By Mark Milke
and Lennie Kaplan
Canadian Energy Centre

Designing hypothetical roadmaps outlining complete elimination of fossil carbon from the global energy supply by 2050 is nothing but an exercise in wishful thinking that ignores fundamental physical realities,” wrote Vaclav Smil a year ago.

Smil, a University of Manitoba professor of the environment (emeritus), wants less carbon emissions but is also a leading expert on how energy transitions take place.

If that’s the fact of energy life for the next few decades, then it makes sense to grasp some other relevant facts: how interdependent United States and Canadian consumers are on each other’s oil and natural gas, and the pipeline infrastructure that carries both.

Mark Milke

Mark Milke

That pipeline network carries oil and natural gas along 117,000 km in Canada and over 336,000 km in the U.S.

That’s 453,000 km worth of tubes that carry a variety of crude oil, refined petroleum and natural gas products, with a plethora of jobs, incomes, families and homes dependent on that network.

Specific to the pipeline industry – skipping oil and gas extraction, refining and other such activities – an estimated 13,434 full-time jobs depend on the Canadian network and another 49,970 jobs are linked to the American network. Such jobs pay well, averaging US$77,340 in the United States and C$80,155 in Canada.

The oil and gas pipeline industry contributes significantly to the gross domestic product (GDP) in both countries: C$9.2 billion for Canada and US$50.5 billion for America.

By comparison, the GDP contribution of the oil and gas pipeline sector in the United States in 2019 was nearly one and a half times the US$34 billion GDP the same year in Vermont, home to Sen. Bernie Sanders.

Lennie Kaplan

Lennie Kaplan

In Canada, the pipeline sector was worth 35 per cent more than the GDP of Prince Edward Island ($6.8 billion in 2017) and nearly 20 per cent more than the $7.7 billion combined GDP of Nunavut and the Northwest Territories in 2017.

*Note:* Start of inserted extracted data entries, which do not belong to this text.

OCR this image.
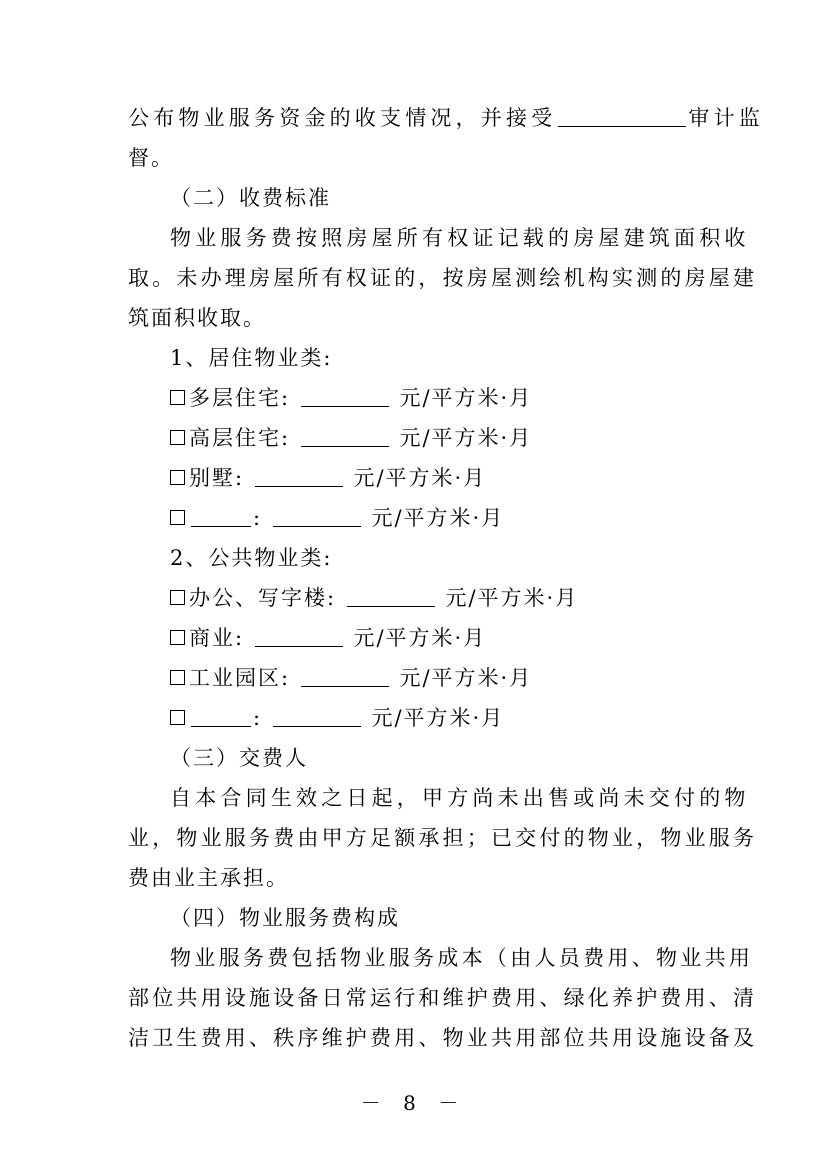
公布物业服务资金的收支情况，并接受	审计监
督。
（二）收费标准
物业服务费按照房屋所有权证记载的房屋建筑面积收
取。未办理房屋所有权证的，按房屋测绘机构实测的房屋建
筑面积收取。
1、居住物业类:
多层住宅:	元/平方米·月
高层住宅:	元/平方米·月
别墅:	元/平方米·月
:	元/平方米·月
2、公共物业类:
办公、写字楼:	元/平方米·月
商业:	元/平方米·月
工业园区:	元/平方米·月
:	元/平方米·月
（三）交费人
自本合同生效之日起，甲方尚未出售或尚未交付的物
业，物业服务费由甲方足额承担；已交付的物业，物业服务
费由业主承担。
（四）物业服务费构成
物业服务费包括物业服务成本（由人员费用、物业共用
部位共用设施设备日常运行和维护费用、绿化养护费用、清
洁卫生费用、秩序维护费用、物业共用部位共用设施设备及
－ 8 －
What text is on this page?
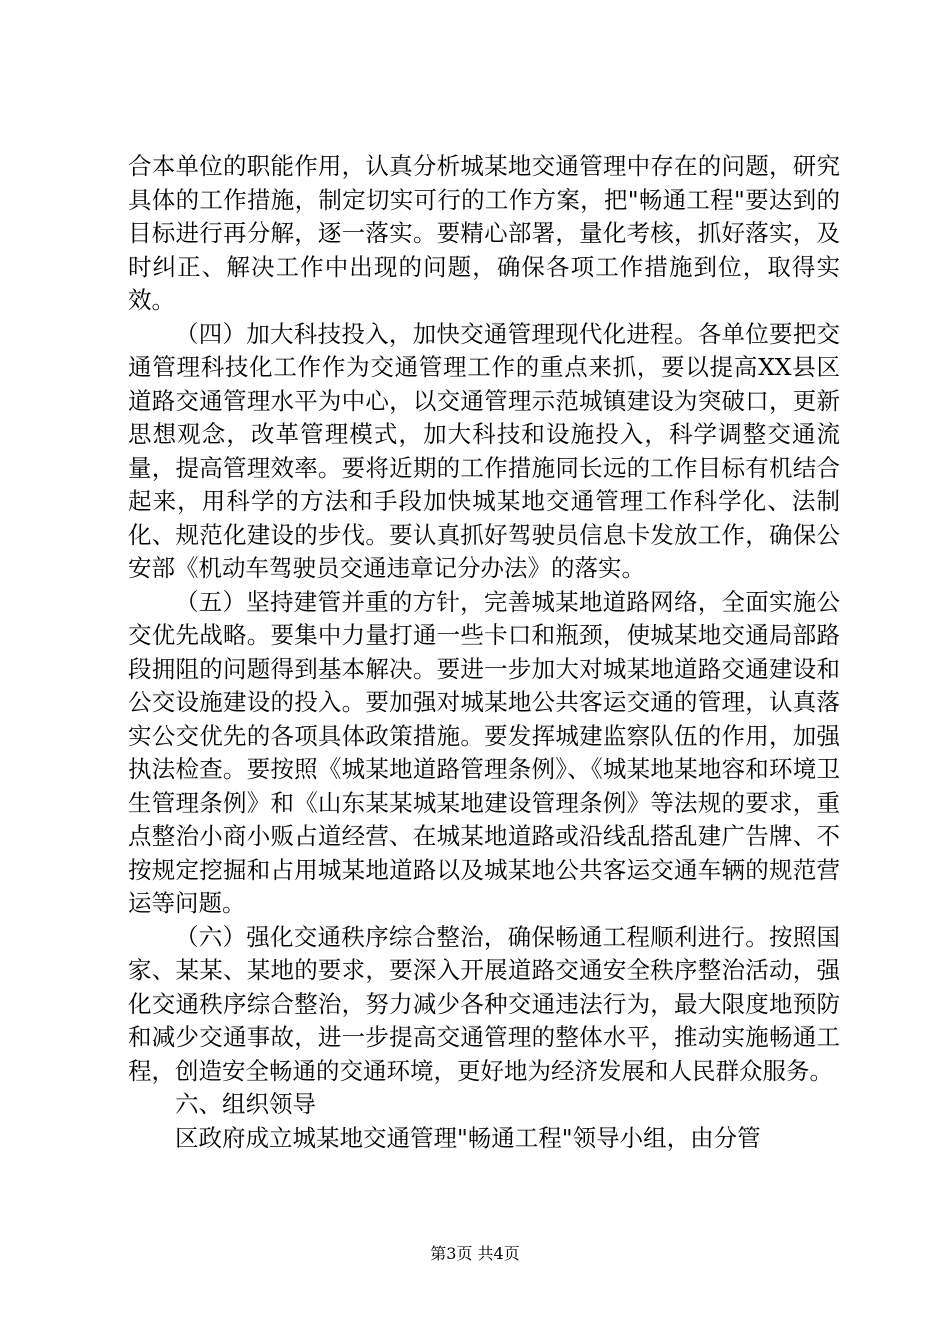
合本单位的职能作用，认真分析城某地交通管理中存在的问题，研究具体的工作措施，制定切实可行的工作方案，把"畅通工程"要达到的目标进行再分解，逐一落实。要精心部署，量化考核，抓好落实，及时纠正、解决工作中出现的问题，确保各项工作措施到位，取得实效。

（四）加大科技投入，加快交通管理现代化进程。各单位要把交通管理科技化工作作为交通管理工作的重点来抓，要以提高XX县区道路交通管理水平为中心，以交通管理示范城镇建设为突破口，更新思想观念，改革管理模式，加大科技和设施投入，科学调整交通流量，提高管理效率。要将近期的工作措施同长远的工作目标有机结合起来，用科学的方法和手段加快城某地交通管理工作科学化、法制化、规范化建设的步伐。要认真抓好驾驶员信息卡发放工作，确保公安部《机动车驾驶员交通违章记分办法》的落实。

（五）坚持建管并重的方针，完善城某地道路网络，全面实施公交优先战略。要集中力量打通一些卡口和瓶颈，使城某地交通局部路段拥阻的问题得到基本解决。要进一步加大对城某地道路交通建设和公交设施建设的投入。要加强对城某地公共客运交通的管理，认真落实公交优先的各项具体政策措施。要发挥城建监察队伍的作用，加强执法检查。要按照《城某地道路管理条例》、《城某地某地容和环境卫生管理条例》和《山东某某城某地建设管理条例》等法规的要求，重点整治小商小贩占道经营、在城某地道路或沿线乱搭乱建广告牌、不按规定挖掘和占用城某地道路以及城某地公共客运交通车辆的规范营运等问题。

（六）强化交通秩序综合整治，确保畅通工程顺利进行。按照国家、某某、某地的要求，要深入开展道路交通安全秩序整治活动，强化交通秩序综合整治，努力减少各种交通违法行为，最大限度地预防和减少交通事故，进一步提高交通管理的整体水平，推动实施畅通工程，创造安全畅通的交通环境，更好地为经济发展和人民群众服务。

六、组织领导

区政府成立城某地交通管理"畅通工程"领导小组，由分管

第3页 共4页
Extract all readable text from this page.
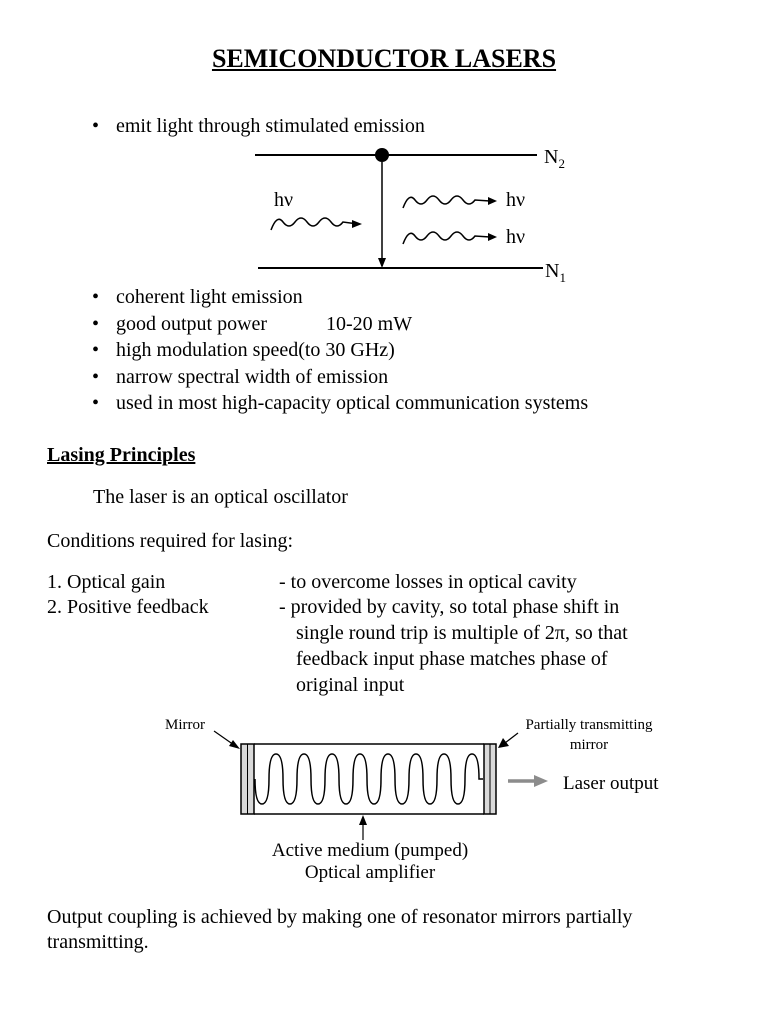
SEMICONDUCTOR LASERS
• emit light through stimulated emission
$N_2$
$N_1$
hν	hν
hν
• coherent light emission
• good output power	10-20 mW
• high modulation speed(to 30 GHz)
• narrow spectral width of emission
• used in most high-capacity optical communication systems
Lasing Principles
The laser is an optical oscillator
Conditions required for lasing:
1. Optical gain	- to overcome losses in optical cavity
2. Positive feedback	- provided by cavity, so total phase shift in
single round trip is multiple of 2π, so that
feedback input phase matches phase of
original input
Mirror	Partially transmitting
mirror
Laser output
Active medium (pumped)
Optical amplifier
Output coupling is achieved by making one of resonator mirrors partially
transmitting.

The Canada-U.S. pipeline network is a web of infrastructure interconnectedness. The jobs, incomes and GDP matter directly to more than 63,000 Canadians and Americans, and their families. And almost every American and Canadian is dependent on that continental crisscross of oil and gas pipelines.

In 2020, Canada’s pipelines sent an average of 3.2 million barrels of oil a day to America. Americans sent 324,000 barrels of oil daily to Canada.

And Canada sent nearly 7.4 billion cubic feet of natural gas to the U.S. every single day in 2019. The U.S sent nearly 2.7 billion cubic feet daily to Canada that same year.

All that natural gas kept tens of millions of families warm in winter and cool in summer in both countries. That gas also allowed greenhouses to operate, and a lot of propane (also transported by pipelines) heated homes and powered barbecues.

To avoid such pipeline benefits, you would have to live off the land in remote areas in either country. You would also have to never use anything helped along by oil and gas – medical supplies, the transportation of food, or even the axe to chop down a tree for firewood (that axe was delivered to a store by a truck).

According to the Association of Oil Pipe Lines, a single major pipeline project in the U.S. is estimated to employ 7,000 construction workers and is worth $US400 million to those workers and their families.

More than 500 workers are needed to construct each 160-km section of pipeline: heavy equipment operators, labourers, welders, truck drivers, foremen, engineers and quality control personnel.

Those are the facts of energy, pipelines and modern civilized life.

Mark Milke and Lennie Kaplan are with the Canadian Energy Centre, an Alberta government corporation funded in part by carbon taxes. They are authors of the report, Circling the Earth 11 Times: Key Facts about the Canada-US Energy Pipeline Network.”